That Which Gets Measured Gets Done

Tim Burg Economic Development, Monday Memo

That title seems to be consistent part of the economic developers’ creed, and in this profession, something is ALWAYS being measured.  For those who don’t measure themselves, placing all of your hard work and activities in the I DON’T KNOW file, is not a wise choice when it comes to longevity in employment. 

This past week as part of a year end report to the Executive Committee of the Board of Directors of Shawnee Forward, we supplied them with the tally showing the number of projects economic development staff worked on in 2019 and the categories those projects fell under.

In 2019, we reviewed, worked on and or responded to 158 projects of one variety or another.   While there isn’t enough time or space to tell you every individual project that required our attention this past year, we can share with you the type of projects that were part of our economic development activities.

For the year we had 61 Manufacturing, 17 Office, 15 Retail, and 9 Distribution/Warehouse projects to sort through to determine if they were a fit for our center of quite a lot and if we lined up with the needs of each of those prospects.

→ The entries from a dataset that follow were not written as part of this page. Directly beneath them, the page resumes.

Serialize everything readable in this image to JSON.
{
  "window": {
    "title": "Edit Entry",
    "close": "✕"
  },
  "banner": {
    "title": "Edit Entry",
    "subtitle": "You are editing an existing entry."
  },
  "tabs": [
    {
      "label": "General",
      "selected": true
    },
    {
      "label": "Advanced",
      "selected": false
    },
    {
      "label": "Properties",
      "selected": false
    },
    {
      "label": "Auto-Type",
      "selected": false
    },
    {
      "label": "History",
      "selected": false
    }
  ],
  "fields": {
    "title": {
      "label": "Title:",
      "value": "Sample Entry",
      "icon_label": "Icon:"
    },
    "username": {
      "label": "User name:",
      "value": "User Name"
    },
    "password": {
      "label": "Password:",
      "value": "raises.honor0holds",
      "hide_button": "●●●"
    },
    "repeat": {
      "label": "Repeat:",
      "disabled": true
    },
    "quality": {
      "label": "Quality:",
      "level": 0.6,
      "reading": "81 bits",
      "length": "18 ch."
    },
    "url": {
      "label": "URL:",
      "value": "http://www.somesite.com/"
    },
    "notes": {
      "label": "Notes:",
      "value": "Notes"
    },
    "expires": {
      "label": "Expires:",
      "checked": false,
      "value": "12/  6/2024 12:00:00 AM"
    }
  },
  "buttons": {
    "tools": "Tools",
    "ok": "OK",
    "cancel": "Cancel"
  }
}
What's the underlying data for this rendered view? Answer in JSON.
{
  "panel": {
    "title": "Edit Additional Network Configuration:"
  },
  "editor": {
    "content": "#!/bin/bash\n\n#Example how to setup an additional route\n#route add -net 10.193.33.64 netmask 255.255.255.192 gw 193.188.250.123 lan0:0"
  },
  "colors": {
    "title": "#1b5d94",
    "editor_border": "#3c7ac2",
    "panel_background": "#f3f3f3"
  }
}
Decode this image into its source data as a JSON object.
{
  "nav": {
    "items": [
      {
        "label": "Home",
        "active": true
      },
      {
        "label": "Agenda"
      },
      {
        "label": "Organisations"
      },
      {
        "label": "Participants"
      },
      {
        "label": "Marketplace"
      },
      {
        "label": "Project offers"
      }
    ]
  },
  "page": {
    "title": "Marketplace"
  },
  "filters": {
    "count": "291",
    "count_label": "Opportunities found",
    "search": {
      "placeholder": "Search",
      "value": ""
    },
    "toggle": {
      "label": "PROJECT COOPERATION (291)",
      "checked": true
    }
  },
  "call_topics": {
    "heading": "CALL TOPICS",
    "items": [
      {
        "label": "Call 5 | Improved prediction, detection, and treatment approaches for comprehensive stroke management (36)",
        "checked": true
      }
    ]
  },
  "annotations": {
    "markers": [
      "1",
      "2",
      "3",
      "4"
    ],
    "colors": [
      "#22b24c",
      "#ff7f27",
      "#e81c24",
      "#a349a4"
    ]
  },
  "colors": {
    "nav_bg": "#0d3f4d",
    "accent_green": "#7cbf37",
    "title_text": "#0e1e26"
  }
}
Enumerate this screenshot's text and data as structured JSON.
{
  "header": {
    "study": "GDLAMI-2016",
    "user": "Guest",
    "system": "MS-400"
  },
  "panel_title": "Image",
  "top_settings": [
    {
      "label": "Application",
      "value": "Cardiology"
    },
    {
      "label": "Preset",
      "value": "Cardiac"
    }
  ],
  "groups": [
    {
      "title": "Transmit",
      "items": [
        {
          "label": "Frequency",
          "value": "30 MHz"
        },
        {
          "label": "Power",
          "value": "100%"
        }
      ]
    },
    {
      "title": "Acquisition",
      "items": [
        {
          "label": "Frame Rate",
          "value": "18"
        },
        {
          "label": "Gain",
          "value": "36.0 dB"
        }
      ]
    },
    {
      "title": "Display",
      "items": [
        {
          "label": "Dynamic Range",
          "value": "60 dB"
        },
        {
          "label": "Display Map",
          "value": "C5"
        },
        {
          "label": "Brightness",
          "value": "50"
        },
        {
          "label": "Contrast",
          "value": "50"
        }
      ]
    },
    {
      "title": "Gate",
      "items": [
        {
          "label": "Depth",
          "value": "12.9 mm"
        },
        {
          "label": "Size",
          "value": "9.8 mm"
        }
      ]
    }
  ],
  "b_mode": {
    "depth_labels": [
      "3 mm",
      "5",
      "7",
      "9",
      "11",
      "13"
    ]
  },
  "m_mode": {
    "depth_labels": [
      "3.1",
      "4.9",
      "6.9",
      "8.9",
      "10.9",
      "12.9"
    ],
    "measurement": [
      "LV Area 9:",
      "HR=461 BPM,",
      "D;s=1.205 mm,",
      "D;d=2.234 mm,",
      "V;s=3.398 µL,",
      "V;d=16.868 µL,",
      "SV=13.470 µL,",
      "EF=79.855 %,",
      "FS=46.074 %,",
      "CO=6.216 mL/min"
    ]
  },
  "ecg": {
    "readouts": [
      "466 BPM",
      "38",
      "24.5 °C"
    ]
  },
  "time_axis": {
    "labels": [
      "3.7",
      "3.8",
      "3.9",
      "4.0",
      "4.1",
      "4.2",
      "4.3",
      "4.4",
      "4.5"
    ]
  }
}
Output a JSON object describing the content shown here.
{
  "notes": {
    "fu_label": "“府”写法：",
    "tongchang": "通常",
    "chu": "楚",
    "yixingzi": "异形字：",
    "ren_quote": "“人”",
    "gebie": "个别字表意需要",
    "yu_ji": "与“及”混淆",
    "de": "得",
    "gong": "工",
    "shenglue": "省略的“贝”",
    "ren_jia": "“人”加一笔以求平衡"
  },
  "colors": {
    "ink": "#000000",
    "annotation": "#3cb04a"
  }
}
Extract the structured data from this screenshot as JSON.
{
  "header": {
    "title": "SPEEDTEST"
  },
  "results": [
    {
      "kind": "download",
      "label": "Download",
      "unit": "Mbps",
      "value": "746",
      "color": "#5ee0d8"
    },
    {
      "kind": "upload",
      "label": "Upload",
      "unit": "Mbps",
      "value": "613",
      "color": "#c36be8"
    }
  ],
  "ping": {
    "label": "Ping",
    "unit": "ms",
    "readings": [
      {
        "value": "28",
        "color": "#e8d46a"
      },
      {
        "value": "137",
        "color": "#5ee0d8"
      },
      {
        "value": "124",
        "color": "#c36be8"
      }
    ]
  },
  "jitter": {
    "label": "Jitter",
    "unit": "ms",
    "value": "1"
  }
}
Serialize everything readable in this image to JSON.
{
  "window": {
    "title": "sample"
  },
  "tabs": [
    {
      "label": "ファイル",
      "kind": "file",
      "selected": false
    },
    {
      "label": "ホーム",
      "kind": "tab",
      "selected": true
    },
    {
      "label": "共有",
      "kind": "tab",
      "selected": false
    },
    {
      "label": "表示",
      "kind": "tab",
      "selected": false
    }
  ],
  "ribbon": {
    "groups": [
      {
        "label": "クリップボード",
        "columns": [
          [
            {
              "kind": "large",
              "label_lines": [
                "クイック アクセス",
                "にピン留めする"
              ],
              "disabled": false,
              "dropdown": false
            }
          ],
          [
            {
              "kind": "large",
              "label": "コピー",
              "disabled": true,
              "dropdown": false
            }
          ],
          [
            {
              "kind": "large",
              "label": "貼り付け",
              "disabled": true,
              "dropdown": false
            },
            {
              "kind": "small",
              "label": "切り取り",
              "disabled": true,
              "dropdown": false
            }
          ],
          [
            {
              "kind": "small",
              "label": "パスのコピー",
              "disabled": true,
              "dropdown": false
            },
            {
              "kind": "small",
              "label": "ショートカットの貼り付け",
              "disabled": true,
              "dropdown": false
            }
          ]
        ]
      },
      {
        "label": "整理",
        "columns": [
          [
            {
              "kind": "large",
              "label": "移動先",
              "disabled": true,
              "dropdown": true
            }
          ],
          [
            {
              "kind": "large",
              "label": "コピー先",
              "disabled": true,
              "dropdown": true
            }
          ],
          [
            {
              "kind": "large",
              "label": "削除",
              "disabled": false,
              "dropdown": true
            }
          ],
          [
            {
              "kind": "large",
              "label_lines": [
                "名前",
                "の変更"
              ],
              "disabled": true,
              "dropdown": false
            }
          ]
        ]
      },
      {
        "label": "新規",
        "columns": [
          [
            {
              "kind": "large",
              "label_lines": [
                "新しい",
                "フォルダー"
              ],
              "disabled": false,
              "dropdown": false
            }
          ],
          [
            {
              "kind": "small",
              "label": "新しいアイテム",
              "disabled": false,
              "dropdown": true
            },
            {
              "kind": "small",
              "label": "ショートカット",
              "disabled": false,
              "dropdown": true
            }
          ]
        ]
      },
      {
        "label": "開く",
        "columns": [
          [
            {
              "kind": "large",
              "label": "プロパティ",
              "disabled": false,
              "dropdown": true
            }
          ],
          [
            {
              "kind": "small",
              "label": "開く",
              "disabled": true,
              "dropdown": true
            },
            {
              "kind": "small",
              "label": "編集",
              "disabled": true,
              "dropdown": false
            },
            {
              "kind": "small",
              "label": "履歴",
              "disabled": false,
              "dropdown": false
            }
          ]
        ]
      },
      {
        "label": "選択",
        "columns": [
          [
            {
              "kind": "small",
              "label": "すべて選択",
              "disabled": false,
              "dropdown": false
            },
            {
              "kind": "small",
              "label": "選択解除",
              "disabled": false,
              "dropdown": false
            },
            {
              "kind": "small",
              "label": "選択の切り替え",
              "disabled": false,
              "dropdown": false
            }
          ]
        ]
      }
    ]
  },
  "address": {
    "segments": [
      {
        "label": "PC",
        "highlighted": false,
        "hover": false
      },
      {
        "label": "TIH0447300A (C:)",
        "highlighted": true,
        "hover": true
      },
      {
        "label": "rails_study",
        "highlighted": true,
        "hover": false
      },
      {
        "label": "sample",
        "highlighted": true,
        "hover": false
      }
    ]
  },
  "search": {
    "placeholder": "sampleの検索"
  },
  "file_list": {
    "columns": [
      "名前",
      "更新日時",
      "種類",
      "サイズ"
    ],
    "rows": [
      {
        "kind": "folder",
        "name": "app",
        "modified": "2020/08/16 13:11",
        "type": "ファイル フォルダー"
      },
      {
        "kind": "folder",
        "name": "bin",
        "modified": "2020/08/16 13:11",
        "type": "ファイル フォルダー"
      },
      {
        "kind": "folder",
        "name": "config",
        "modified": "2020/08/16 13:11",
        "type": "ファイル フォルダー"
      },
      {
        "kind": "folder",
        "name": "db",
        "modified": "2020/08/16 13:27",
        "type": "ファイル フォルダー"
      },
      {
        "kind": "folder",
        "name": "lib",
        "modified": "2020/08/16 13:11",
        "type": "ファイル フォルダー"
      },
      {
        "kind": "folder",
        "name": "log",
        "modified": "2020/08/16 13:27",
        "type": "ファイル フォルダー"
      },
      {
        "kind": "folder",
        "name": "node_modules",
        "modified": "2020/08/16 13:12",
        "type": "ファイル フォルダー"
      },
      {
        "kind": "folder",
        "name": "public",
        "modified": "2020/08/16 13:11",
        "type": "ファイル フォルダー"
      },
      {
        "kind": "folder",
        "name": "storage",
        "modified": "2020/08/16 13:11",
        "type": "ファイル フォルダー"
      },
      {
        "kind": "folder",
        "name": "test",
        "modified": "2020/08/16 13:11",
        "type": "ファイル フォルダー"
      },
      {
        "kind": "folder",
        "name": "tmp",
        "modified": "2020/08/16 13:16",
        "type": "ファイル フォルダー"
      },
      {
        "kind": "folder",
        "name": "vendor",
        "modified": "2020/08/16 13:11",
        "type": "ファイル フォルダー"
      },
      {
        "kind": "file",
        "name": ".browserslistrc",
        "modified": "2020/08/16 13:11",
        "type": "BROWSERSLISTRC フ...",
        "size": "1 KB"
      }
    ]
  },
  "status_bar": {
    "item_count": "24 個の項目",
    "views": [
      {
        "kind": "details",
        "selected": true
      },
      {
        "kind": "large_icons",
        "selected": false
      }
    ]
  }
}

Along with those categories, we also had 6 Agricultural, 10 Aerospace, 1 Bioscience and 14 Housing projects that caught our attention in the year.  Not to be left out are the 3 Government, 3 Call Center, 6 Supportive Services, 5 Energy and the 8 Miscellaneous projects that we crossed paths with. 

And for the official record, 26 of those projects allowed us to use our Shell Building as part of the Request for Information response. 

While there will be those that believe 158 projects to review is not a very large number, we would suggest that these are NEW projects to our community, and that number does not reflect the projects that have been ongoing recently or in some cases over the past decade.

For those who are unfamiliar with the work of economic development, each project normally has its own set of needs, such as site selection criteria, accessibility, visibility, traffic counts, utilities capacity and availability, infrastructure requirements and a whole lot more.  

And all of that makes economic development challenging and exciting all at the same time. Very few projects are the same, plus the time we are allowed to respond gets shorter and shorter, and that which means we need be better prepared, work faster and smarter all at the same time.

However, there is one commonality with all 158 of these projects.  Each one looks like a growth opportunity to us.